Validation of BPMN data policies using Sparx Enterprise Architect and Enterprise Hub

Posted by steve on June 06, 2020
Enterprise Lineage | Data Lineage | Pathwise Complexity

Problem

The 'know your customer' (KYC) and ‘three lines of defence’ (3LoD) are two common business modelling problems that require that under all circumstances data must be provide prior to the use of the information.

For KYC, we need to ensure that the {due-diligence, credit-check, embargo, politically exposed persons, financial-crime} checks are all performed before trades are executed for the client. These checks are normally undertaken before a trading account is setup; but in an increasingly complex world clients can be introduced via brokers, white-label services or as counterparties in a derivatives bought from another institution. In a small number of cases the KYC issues only become apparent in the back-office when trades must be settled. In these cases there is no direct link between KYC and the settlement activity so a database must be checked. The challenge for process-design is to ensure that the database entry has always been written prior to being needed.

For 3LoD we need to ensure that treasury provision or hedging has been completed before regulatory exposure reporting for BCBS239 to ensure that the risk profile reconciles with the trading book.
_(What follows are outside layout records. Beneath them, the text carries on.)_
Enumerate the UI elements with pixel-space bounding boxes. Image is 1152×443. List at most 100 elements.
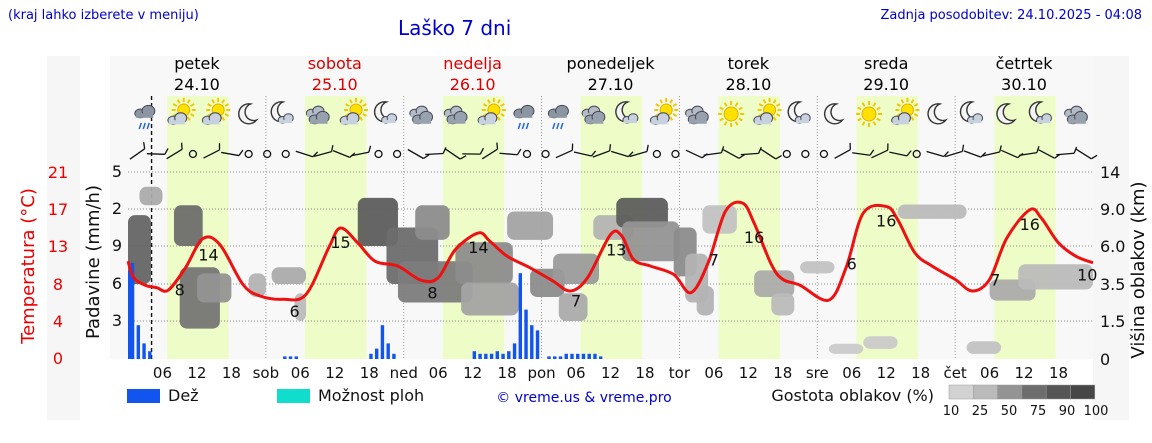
wind-barb-icon — [295, 150, 319, 158]
day-name: četrtek — [996, 54, 1054, 73]
temperature-label: 8 — [175, 280, 185, 299]
density-step-label: 10 — [943, 404, 960, 419]
wind-barb-icon — [852, 149, 875, 156]
x-tick-label: 12 — [463, 364, 482, 382]
precip-bar — [581, 353, 586, 359]
cloud-icon — [581, 105, 606, 125]
precip-bar — [374, 348, 379, 359]
x-tick-label: 06 — [704, 364, 723, 382]
precip-bar — [136, 325, 141, 359]
x-tick-label: 18 — [360, 364, 379, 382]
cloud-rain-icon — [134, 104, 156, 130]
x-tick-label: 18 — [222, 364, 241, 382]
page-title: Laško 7 dni — [398, 16, 512, 40]
cloud-icon — [1064, 105, 1088, 125]
cloud-layer — [696, 285, 714, 316]
day-date: 24.10 — [174, 75, 220, 94]
cloud-layer — [507, 211, 554, 240]
day-name: torek — [728, 54, 770, 73]
cloud-rain-icon — [513, 104, 535, 130]
precip-tick: 9 — [112, 236, 122, 255]
day-name: sreda — [864, 54, 908, 73]
wind-barb-icon — [592, 144, 612, 158]
cloud-height-tick: 9.0 — [1100, 200, 1125, 219]
precip-bar — [524, 309, 528, 359]
x-tick-label: 06 — [566, 364, 585, 382]
temperature-tick: 0 — [53, 349, 63, 368]
density-swatch — [973, 384, 998, 400]
wind-calm-icon — [263, 149, 272, 159]
cloud-height-tick: 0 — [1100, 350, 1110, 369]
wind-barb-icon — [963, 150, 987, 158]
cloud-layer — [455, 242, 513, 284]
x-tick-label: 06 — [842, 364, 861, 382]
precip-bar — [380, 325, 385, 359]
wind-calm-icon — [374, 149, 383, 159]
precip-bar — [369, 353, 373, 359]
temperature-line — [126, 200, 1094, 302]
precip-bar — [489, 353, 494, 359]
temperature-label: 16 — [1020, 215, 1040, 234]
precip-bar — [587, 353, 591, 359]
density-swatch — [997, 384, 1023, 400]
wind-calm-icon — [541, 149, 550, 159]
wind-barb-icon — [610, 150, 634, 158]
cloud-layer — [828, 343, 864, 354]
daylight-band — [994, 96, 1056, 359]
wind-barb-icon — [555, 143, 574, 159]
precip-tick: 3 — [112, 311, 122, 330]
cloud-layer — [800, 261, 835, 274]
wind-calm-icon — [522, 149, 532, 159]
wind-calm-icon — [188, 149, 198, 159]
wind-barb-icon — [313, 144, 334, 157]
wind-calm-icon — [652, 149, 662, 159]
legend-rain-label: Dež — [168, 386, 199, 405]
cloud-icon — [305, 105, 330, 125]
sun-cloud-icon — [167, 98, 196, 125]
wind-barb-icon — [945, 144, 965, 158]
x-tick-label: ned — [390, 364, 418, 382]
precip-bar — [553, 356, 557, 359]
cloud-layer — [558, 293, 588, 321]
density-swatch — [1045, 384, 1071, 400]
precip-bar — [283, 356, 287, 359]
x-tick-label: 12 — [601, 364, 620, 382]
moon-cloud-icon — [787, 101, 811, 124]
temperature-label: 16 — [744, 228, 764, 247]
precip-bar — [558, 356, 563, 359]
cloud-layer — [754, 270, 795, 297]
wind-barb-icon — [1019, 146, 1040, 157]
precip-tick: 5 — [112, 162, 122, 181]
day-date: 26.10 — [450, 75, 496, 94]
x-tick-label: čet — [943, 364, 966, 382]
x-tick-label: 12 — [877, 364, 896, 382]
moon-icon — [996, 103, 1017, 125]
wind-barb-icon — [481, 142, 499, 160]
cloud-layer — [415, 205, 450, 240]
precip-tick: 6 — [112, 274, 122, 293]
cloud-layer — [173, 205, 203, 246]
x-tick-label: sob — [253, 364, 280, 382]
day-date: 30.10 — [1001, 75, 1047, 94]
cloud-icon — [443, 105, 468, 125]
precip-bar — [576, 353, 580, 359]
precip-tick: 2 — [112, 199, 122, 218]
x-tick-label: 12 — [187, 364, 206, 382]
legend-storm-swatch — [277, 389, 310, 403]
wind-barb-icon — [425, 147, 447, 156]
sun-icon — [855, 101, 882, 127]
density-swatch — [1021, 384, 1047, 400]
precip-bar — [512, 343, 517, 359]
temperature-label: 15 — [330, 233, 350, 252]
x-tick-label: 06 — [980, 364, 999, 382]
moon-icon — [238, 103, 259, 125]
temperature-label: 7 — [709, 251, 719, 270]
wind-barb-icon — [129, 142, 146, 160]
precip-bar — [599, 356, 603, 359]
wind-barb-icon — [221, 149, 244, 157]
density-step-label: 50 — [1001, 404, 1018, 419]
credit-link[interactable]: © vreme.us & vreme.pro — [496, 390, 671, 406]
wind-calm-icon — [801, 149, 810, 159]
wind-barb-icon — [982, 145, 1002, 157]
wind-barb-icon — [1075, 148, 1098, 160]
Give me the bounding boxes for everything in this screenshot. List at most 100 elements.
Both of these cases are examples of the "read before write" problem where a process can be defective if there are scenarios that information is needed before it is provided. The conventional strategy is intensive process quality assurance to ensure that the linked set of processes across a value-chain include the appropriate activities. The problem is that a the upstream process might be changed without the downstream processes being re-validated. The problem becomes an issue when systems are implemented and gaps create data-quality exceptions during normal business

A Solution

The enterprise hub addresses this need with the sample DataInputValidation.fs script that continuously monitors the process-model (either real-time as models are changed, or overnight for the entire model) to find cases where a Data-store (drum logo) or Data-Object (page logo) is being read (by BPMN DataInputAssociation), and recursively searches back through the control flows to find an instance where the Object/Store is being written (by BPMN DataOutputAssociation). Where an instance can not be found, an issue is created in the repository that can be used through continuous process improvement.

The algorithm of the script is just a few lines of recursive F# code that uses EA.Gen.Model to search back through a Sparx process model (through activities, decisions, messages, intermediate-events) to find the write activity.
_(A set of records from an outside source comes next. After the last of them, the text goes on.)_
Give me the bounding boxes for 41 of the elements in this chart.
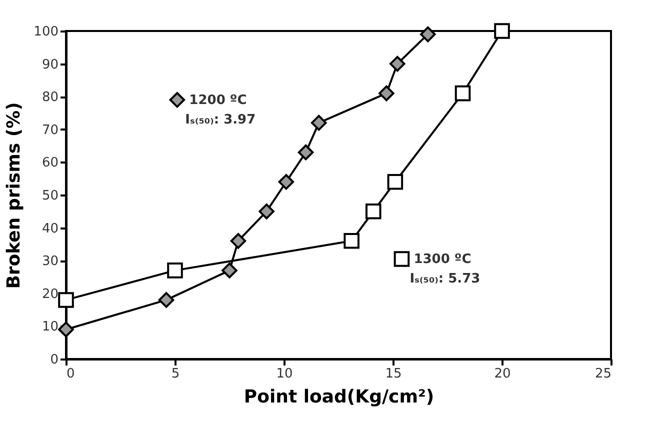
legend-label: 1200 ºC	[189, 92, 247, 108]
point	[389, 56, 406, 72]
point	[278, 174, 294, 190]
x-tick-label: 0	[66, 366, 75, 382]
point	[494, 23, 510, 39]
legend-label: 1300 ºC	[414, 252, 472, 267]
y-tick-label: 30	[42, 254, 58, 270]
y-tick-label: 60	[42, 156, 58, 171]
point	[58, 292, 74, 308]
point	[378, 85, 394, 102]
point	[387, 174, 404, 190]
annotation: Iₛ₍₅₀₎: 5.73	[410, 272, 480, 287]
y-tick-label: 100	[34, 24, 58, 40]
y-tick-label: 80	[42, 90, 58, 106]
y-tick-label: 50	[42, 188, 58, 204]
point	[365, 204, 382, 220]
point	[298, 144, 314, 160]
x-tick-label: 15	[385, 366, 402, 382]
point	[344, 233, 360, 249]
x-tick-label: 10	[276, 366, 293, 382]
y-tick-label: 20	[42, 286, 58, 302]
y-tick-label: 10	[42, 320, 58, 335]
y-tick-label: 90	[42, 57, 58, 72]
x-axis-title: Point load(Kg/cm²)	[244, 386, 434, 408]
point	[230, 233, 246, 249]
y-axis-title: Broken prisms (%)	[4, 102, 25, 289]
annotation: Iₛ₍₅₀₎: 3.97	[185, 112, 256, 128]
point	[58, 322, 74, 338]
x-tick-label: 5	[171, 366, 180, 382]
x-tick-label: 20	[494, 366, 511, 382]
point	[167, 262, 183, 278]
point	[420, 26, 436, 42]
y-tick-label: 40	[42, 221, 58, 236]
x-tick-label: 25	[594, 366, 612, 382]
point	[222, 262, 238, 278]
y-tick-label: 70	[42, 122, 58, 138]
point	[310, 114, 327, 131]
point	[454, 85, 471, 102]
point	[258, 204, 274, 220]
point	[158, 292, 174, 308]
y-tick-label: 0	[50, 352, 58, 368]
    let rec findTarget (start : Element) (target : Element) (last : string) (path : int list) : Boolean = 
        let recurs i l = 
            List.fold (fun a y -> if a then a else (y = i)) false l

        if start.Id = target.Id &&  last = "Activity" then // we're only interested in activities that write 
            true
        elif recurs start.Id path then
            false
        else
            (start.StartConnectors 
                |> Seq.filter (fun i -> i.ConnectorType = "Dependency" && i.Stereotype = "DataOutputAssociation")
                |> Seq.map (fun i -> i.EndElement)
                |> Seq.toList)
            @
            (start.EndConnectors
                |> Seq.filter (fun i -> i.ConnectorType = "ControlFlow")
                |> Seq.map (fun i -> i.StartElement)
                |> Seq.toList)
            |> List.fold (fun a y -> if a then a else findTarget y target start.ObjectType ([start.Id] @ path)) false

The sample can easily be changed to handle sources other than a standard Activity or to provide additional validation. For KYC and 3LoD the process can easily be changed to validate client specific rules such as the distinction between the creation of a risk, mitigation of a risk and audit-point (end-event) where risks are highlighted

Example

When reading the sparx sample process for Nobel prizes, it is not immediately apparent that “Completed Nomination Forms” does not have a process to create it, but is highlighted by the DataInputValidation script.